En ya no recuerdo que película de Bergman, un Max von Sidow angustiado le dice a un pastor con el que se confiesa que desea suicidarse, no aguanta que en África o en Asia, no importa dónde, estén matando a sacerdotes que predican el amor cristiano. Uno podría preguntarse, y preguntarle, pero, eso, se sabe, no es posible, por qué esa solución a una angustia que es tanto religiosa como cultural. Por supuesto, es insoportable que eso suceda pero ¿no habrá otro modo de enfrentarlo?, ¿no lo está haciendo el mismo Bergman al ponerlo en una película? Muchos otros hicieron lo que von Sidow no llegó a hacer, frente a lo insoportable se quitaron la vida, lo hizo Pavese («Basta de palabras, un acto»

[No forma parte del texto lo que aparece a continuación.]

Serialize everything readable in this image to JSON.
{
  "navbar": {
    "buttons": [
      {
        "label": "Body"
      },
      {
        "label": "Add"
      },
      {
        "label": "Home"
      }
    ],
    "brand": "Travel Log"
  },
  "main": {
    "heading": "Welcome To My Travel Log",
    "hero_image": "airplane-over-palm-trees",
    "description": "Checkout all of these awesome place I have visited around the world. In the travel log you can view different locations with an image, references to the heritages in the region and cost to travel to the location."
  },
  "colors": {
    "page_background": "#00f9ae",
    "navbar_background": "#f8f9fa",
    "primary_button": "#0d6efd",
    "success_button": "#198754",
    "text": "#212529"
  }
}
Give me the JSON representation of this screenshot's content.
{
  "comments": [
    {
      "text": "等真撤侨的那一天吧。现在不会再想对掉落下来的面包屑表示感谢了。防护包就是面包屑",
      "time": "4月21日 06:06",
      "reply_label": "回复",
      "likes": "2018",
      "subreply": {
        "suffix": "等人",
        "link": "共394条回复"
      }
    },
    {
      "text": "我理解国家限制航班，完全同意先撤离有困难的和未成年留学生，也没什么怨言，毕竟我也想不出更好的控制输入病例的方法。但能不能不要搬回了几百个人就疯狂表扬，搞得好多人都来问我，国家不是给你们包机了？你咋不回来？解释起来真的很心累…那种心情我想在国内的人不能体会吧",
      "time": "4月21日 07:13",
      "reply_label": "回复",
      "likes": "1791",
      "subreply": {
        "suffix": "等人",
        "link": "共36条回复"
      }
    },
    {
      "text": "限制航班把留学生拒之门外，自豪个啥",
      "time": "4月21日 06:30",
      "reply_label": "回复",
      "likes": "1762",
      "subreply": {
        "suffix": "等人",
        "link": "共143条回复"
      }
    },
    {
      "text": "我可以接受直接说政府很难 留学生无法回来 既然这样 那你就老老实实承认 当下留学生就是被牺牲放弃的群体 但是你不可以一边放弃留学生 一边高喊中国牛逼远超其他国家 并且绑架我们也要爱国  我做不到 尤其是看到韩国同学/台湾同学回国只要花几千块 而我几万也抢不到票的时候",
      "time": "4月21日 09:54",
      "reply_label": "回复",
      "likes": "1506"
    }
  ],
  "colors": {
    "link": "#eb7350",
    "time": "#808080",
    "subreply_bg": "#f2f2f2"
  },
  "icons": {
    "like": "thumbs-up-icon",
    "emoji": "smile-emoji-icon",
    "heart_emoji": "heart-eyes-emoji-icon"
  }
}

escribió antes de pegarse un tiro), lo hizo Walter Benjamin en Port Bou; recientemente, me dicen, lo hizo el músico mexicano Armando Vega, después de haber sido falsamente acusado de acosar a una adolescente. Lo insoportable. No es fácil pensarlo; tampoco lo es forzarse a considerar la vida como lo postulan los predicadores dominicales, lo único que se puede decir es que lo más insoportable es la palabra «insoportable» y no es que encontrarle la vuelta a una situación como la que se vive en la Argentina, que es bastante insoportable, esté al alcance de la mano. Lo extraño es que si lo es para algunos para muchos otros suena raro, es como si no se dieran cuenta del pozo sin fondo al que nos estamos encaminando y, con asombro, callan o dicen «por qué se lo toman así», qué ganan con envenenarse diariamente con el cáncer de la corrupción judicial, por qué hacerse cargo, si los sacerdotes corren riesgos por qué no se quedan en sus casas, si la corrupción no te afecta personalmente por qué hacerse tanta mala sangre. ¿Cuál es, entonces, la cuestión? ¿El asalto de lo colectivo a lo individual, es eso lo no resuelto? El problema es, entonces, por qué algunos lo viven dramáticamente y otros no. Eso es insoportable. Al menos, lo es por ahora en estos pagos.